SR2 DB Analysis - No duplicated passwords

I've been running over the supposed SR2 leak, comparing what the leaker gave us against other well-known leaks.

The leaker said that SR2 used the following hash method: sha1( salt, password). Without the salt, we won't be able to verify our accounts. But we can look for patterns in the hashes. What I found is that there are no duplicated passwords in the 10% released leak. This doesn't necessarily mean that the leak is fake, but it is suspicious.

This is not meant to be conclusive as to whether or not the leak is fake, just a point to consider before participating in this auction.


Comments


[2 Points] brand0x:

476,122 users in total, 47,532 released, not a single dupe. I'm getting stats about other leaks


[2 Points] sr_doug:

Sorry about that. I've updated the post accordingly.

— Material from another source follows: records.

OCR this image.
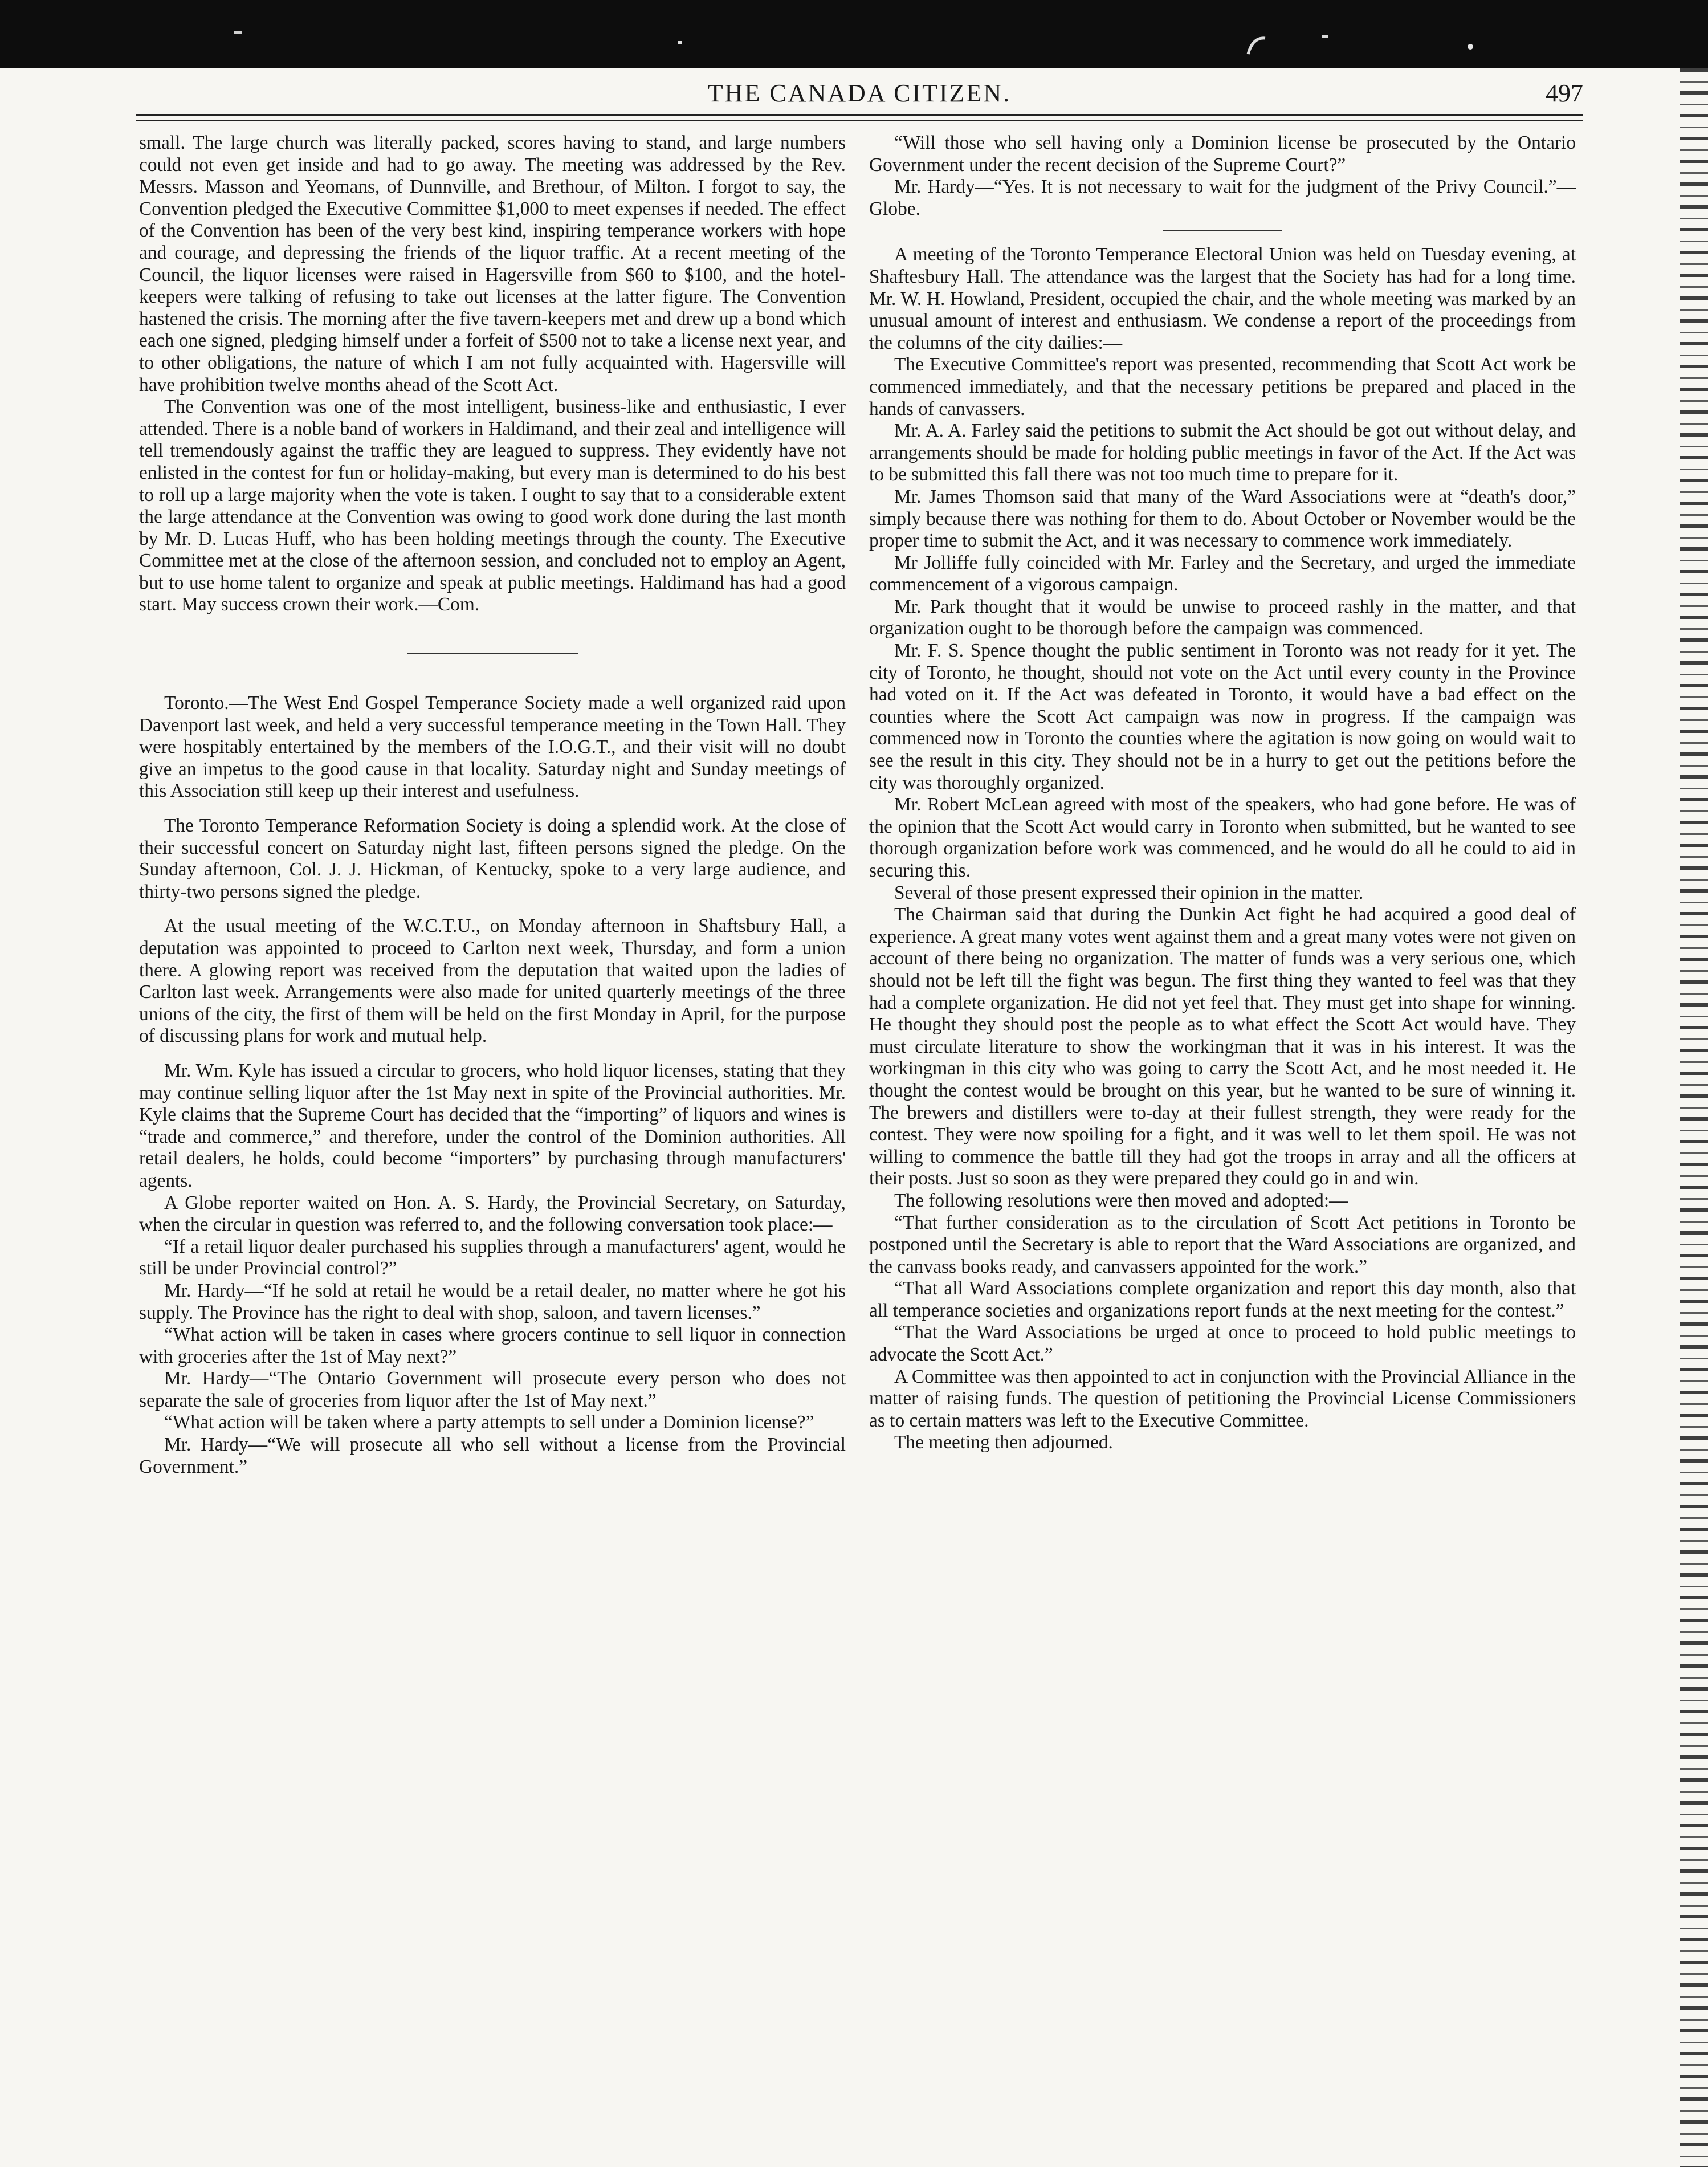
THE CANADA CITIZEN.	497

small. The large church was literally packed, scores having to stand, and large numbers could not even get inside and had to go away. The meeting was addressed by the Rev. Messrs. Masson and Yeomans, of Dunnville, and Brethour, of Milton. I forgot to say, the Convention pledged the Executive Committee $1,000 to meet expenses if needed. The effect of the Convention has been of the very best kind, inspiring temperance workers with hope and courage, and depressing the friends of the liquor traffic. At a recent meeting of the Council, the liquor licenses were raised in Hagersville from $60 to $100, and the hotel-keepers were talking of refusing to take out licenses at the latter figure. The Convention hastened the crisis. The morning after the five tavern-keepers met and drew up a bond which each one signed, pledging himself under a forfeit of $500 not to take a license next year, and to other obligations, the nature of which I am not fully acquainted with. Hagersville will have prohibition twelve months ahead of the Scott Act.

The Convention was one of the most intelligent, business-like and enthusiastic, I ever attended. There is a noble band of workers in Haldimand, and their zeal and intelligence will tell tremendously against the traffic they are leagued to suppress. They evidently have not enlisted in the contest for fun or holiday-making, but every man is determined to do his best to roll up a large majority when the vote is taken. I ought to say that to a considerable extent the large attendance at the Convention was owing to good work done during the last month by Mr. D. Lucas Huff, who has been holding meetings through the county. The Executive Committee met at the close of the afternoon session, and concluded not to employ an Agent, but to use home talent to organize and speak at public meetings. Haldimand has had a good start. May success crown their work.—Com.

Toronto.—The West End Gospel Temperance Society made a well organized raid upon Davenport last week, and held a very successful temperance meeting in the Town Hall. They were hospitably entertained by the members of the I.O.G.T., and their visit will no doubt give an impetus to the good cause in that locality. Saturday night and Sunday meetings of this Association still keep up their interest and usefulness.

The Toronto Temperance Reformation Society is doing a splendid work. At the close of their successful concert on Saturday night last, fifteen persons signed the pledge. On the Sunday afternoon, Col. J. J. Hickman, of Kentucky, spoke to a very large audience, and thirty-two persons signed the pledge.

At the usual meeting of the W.C.T.U., on Monday afternoon in Shaftsbury Hall, a deputation was appointed to proceed to Carlton next week, Thursday, and form a union there. A glowing report was received from the deputation that waited upon the ladies of Carlton last week. Arrangements were also made for united quarterly meetings of the three unions of the city, the first of them will be held on the first Monday in April, for the purpose of discussing plans for work and mutual help.

Mr. Wm. Kyle has issued a circular to grocers, who hold liquor licenses, stating that they may continue selling liquor after the 1st May next in spite of the Provincial authorities. Mr. Kyle claims that the Supreme Court has decided that the “importing” of liquors and wines is “trade and commerce,” and therefore, under the control of the Dominion authorities. All retail dealers, he holds, could become “importers” by purchasing through manufacturers' agents.

A Globe reporter waited on Hon. A. S. Hardy, the Provincial Secretary, on Saturday, when the circular in question was referred to, and the following conversation took place:—

“If a retail liquor dealer purchased his supplies through a manufacturers' agent, would he still be under Provincial control?”

Mr. Hardy—“If he sold at retail he would be a retail dealer, no matter where he got his supply. The Province has the right to deal with shop, saloon, and tavern licenses.”

“What action will be taken in cases where grocers continue to sell liquor in connection with groceries after the 1st of May next?”

Mr. Hardy—“The Ontario Government will prosecute every person who does not separate the sale of groceries from liquor after the 1st of May next.”

“What action will be taken where a party attempts to sell under a Dominion license?”

Mr. Hardy—“We will prosecute all who sell without a license from the Provincial Government.”

“Will those who sell having only a Dominion license be prosecuted by the Ontario Government under the recent decision of the Supreme Court?”

Mr. Hardy—“Yes. It is not necessary to wait for the judgment of the Privy Council.”—Globe.

A meeting of the Toronto Temperance Electoral Union was held on Tuesday evening, at Shaftesbury Hall. The attendance was the largest that the Society has had for a long time. Mr. W. H. Howland, President, occupied the chair, and the whole meeting was marked by an unusual amount of interest and enthusiasm. We condense a report of the proceedings from the columns of the city dailies:—

The Executive Committee's report was presented, recommending that Scott Act work be commenced immediately, and that the necessary petitions be prepared and placed in the hands of canvassers.

Mr. A. A. Farley said the petitions to submit the Act should be got out without delay, and arrangements should be made for holding public meetings in favor of the Act. If the Act was to be submitted this fall there was not too much time to prepare for it.

Mr. James Thomson said that many of the Ward Associations were at “death's door,” simply because there was nothing for them to do. About October or November would be the proper time to submit the Act, and it was necessary to commence work immediately.

Mr Jolliffe fully coincided with Mr. Farley and the Secretary, and urged the immediate commencement of a vigorous campaign.

Mr. Park thought that it would be unwise to proceed rashly in the matter, and that organization ought to be thorough before the campaign was commenced.

Mr. F. S. Spence thought the public sentiment in Toronto was not ready for it yet. The city of Toronto, he thought, should not vote on the Act until every county in the Province had voted on it. If the Act was defeated in Toronto, it would have a bad effect on the counties where the Scott Act campaign was now in progress. If the campaign was commenced now in Toronto the counties where the agitation is now going on would wait to see the result in this city. They should not be in a hurry to get out the petitions before the city was thoroughly organized.

Mr. Robert McLean agreed with most of the speakers, who had gone before. He was of the opinion that the Scott Act would carry in Toronto when submitted, but he wanted to see thorough organization before work was commenced, and he would do all he could to aid in securing this.

Several of those present expressed their opinion in the matter.

The Chairman said that during the Dunkin Act fight he had acquired a good deal of experience. A great many votes went against them and a great many votes were not given on account of there being no organization. The matter of funds was a very serious one, which should not be left till the fight was begun. The first thing they wanted to feel was that they had a complete organization. He did not yet feel that. They must get into shape for winning. He thought they should post the people as to what effect the Scott Act would have. They must circulate literature to show the workingman that it was in his interest. It was the workingman in this city who was going to carry the Scott Act, and he most needed it. He thought the contest would be brought on this year, but he wanted to be sure of winning it. The brewers and distillers were to-day at their fullest strength, they were ready for the contest. They were now spoiling for a fight, and it was well to let them spoil. He was not willing to commence the battle till they had got the troops in array and all the officers at their posts. Just so soon as they were prepared they could go in and win.

The following resolutions were then moved and adopted:—

“That further consideration as to the circulation of Scott Act petitions in Toronto be postponed until the Secretary is able to report that the Ward Associations are organized, and the canvass books ready, and canvassers appointed for the work.”

“That all Ward Associations complete organization and report this day month, also that all temperance societies and organizations report funds at the next meeting for the contest.”

“That the Ward Associations be urged at once to proceed to hold public meetings to advocate the Scott Act.”

A Committee was then appointed to act in conjunction with the Provincial Alliance in the matter of raising funds. The question of petitioning the Provincial License Commissioners as to certain matters was left to the Executive Committee.

The meeting then adjourned.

EDIT: While rushing this post I neglected to include the fact that UIDs are included in the hashing process as additional salt.

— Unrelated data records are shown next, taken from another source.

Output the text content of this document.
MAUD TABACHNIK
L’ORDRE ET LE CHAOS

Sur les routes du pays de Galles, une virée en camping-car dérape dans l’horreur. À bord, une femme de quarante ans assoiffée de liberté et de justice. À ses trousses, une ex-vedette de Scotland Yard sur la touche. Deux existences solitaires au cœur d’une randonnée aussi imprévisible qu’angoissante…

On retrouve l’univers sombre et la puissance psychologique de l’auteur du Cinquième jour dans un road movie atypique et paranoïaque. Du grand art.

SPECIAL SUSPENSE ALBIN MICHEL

https://bitcointalk.org/index.php?topic=952177.msg10447311#msg10447311

The database is authentic. I have been releasing tidbits to help confirm with people (see my post history) and will continue to do so. Please also read gwern's post at https://bitcointalk.org/index.php?topic=952177.msg10450148#msg10450148 and my response to it.


[1 Points] pinkpanther227:

How many accounts were in that leak? Maybe the amount was too small.


[1 Points] dn_vendor:

I used the same passwords for a large number of the accounts I had both buyer and vendor (see my other post here).

I'm calling bullshit, rolling a fucking blunt, and going to bed.

I suggest anyone that is even the remotely concerned about this should do the same with their preferred drug.